The concept: introduce small code changes (mutants) into the source. If a mutant changes x > 0 to x >= 0 and all tests still pass, those tests are not actually verifying the boundary condition. The mutant "survived," indicating weak assertions even at high coverage.

Mutation score = killed mutants / total non-equivalent mutants. Target: 80% or higher for critical modules.

LanguageTool
JavaPIT (pitest.org)
JavaScript/TypeScriptStryker (stryker-mutator.io)
Pythonmutmut
Rustcargo-mutants
C#Stryker.NET
Gogo-mutesting

/draft:coverage recommends mutation testing for modules at 90%+ line coverage that are high-risk, or where past bugs have occurred. It does not block coverage completion on mutation analysis — the recommendation is advisory, surfaced when the conditions warrant it.

The Coverage Trap

100% line coverage does not mean 100% correct. Coverage measures execution, not verification. A test that calls every function but makes no assertions achieves full coverage while testing nothing. The antidote is layered analysis: line coverage for the basics, branch coverage for decision logic, MC/DC for safety-critical paths, and mutation testing to verify that the tests actually test something. Each layer catches what the previous one misses.

Bughunt Cross-Reference

When a bughunt report exists for the same track or module, /draft:coverage cross-references it against the coverage data.
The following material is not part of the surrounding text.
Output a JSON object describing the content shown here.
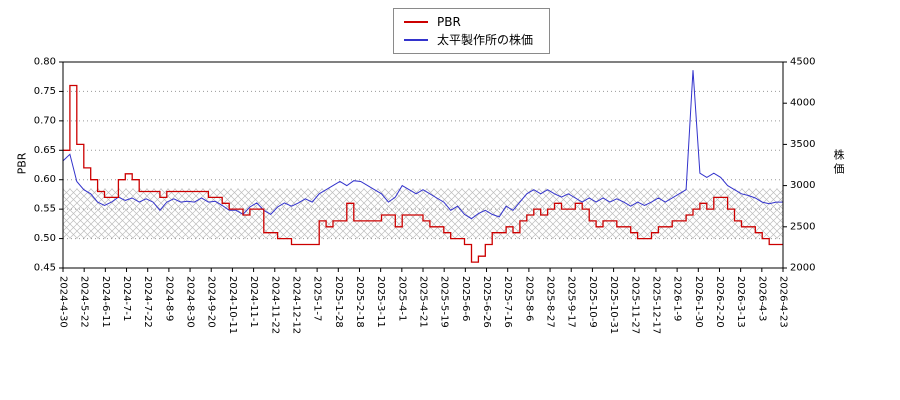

The intersection of "known bugs" and "uncovered code" is the most dangerous zone in any codebase — confirmed defects in code that no test exercises.

BUGHUNT CROSS-REFERENCE
-------------------------------------------------------------
CRITICAL: Bug "Race condition in session refresh" (bughunt #3)
  at src/auth/session.ts:112-118 -- IN UNCOVERED CODE
  Action: Write a test that exposes this bug FIRST before fixing

HIGH: Bug "Missing null check on user lookup" (bughunt #7)
  at src/users/repository.ts:45 -- IN UNCOVERED CODE
  Action: Write a regression test targeting this path

These cross-referenced findings are prioritized above all other suggested tests. The reasoning is straightforward: a known bug in untested code is a bug that can regress silently. The first step in fixing it is writing a test that proves it exists.

The Coverage Report

After analysis, /draft:coverage presents the full report and stops for developer approval. The developer can accept current coverage, request additional tests for testable gaps, justify and document acceptable uncovered lines, or adjust the coverage target. Nothing is recorded until the developer explicitly approves.

Approved results are recorded in three places: the track's plan.md (coverage note on the relevant phase), metadata.json (machine-readable coverage data with timestamp), and a timestamped report file in draft/tracks/<id>/ with a -latest.md symlink for quick access. Re-running coverage on the same module shows the delta: "Coverage improved from 87.3% to 96.2% (+8.9%)."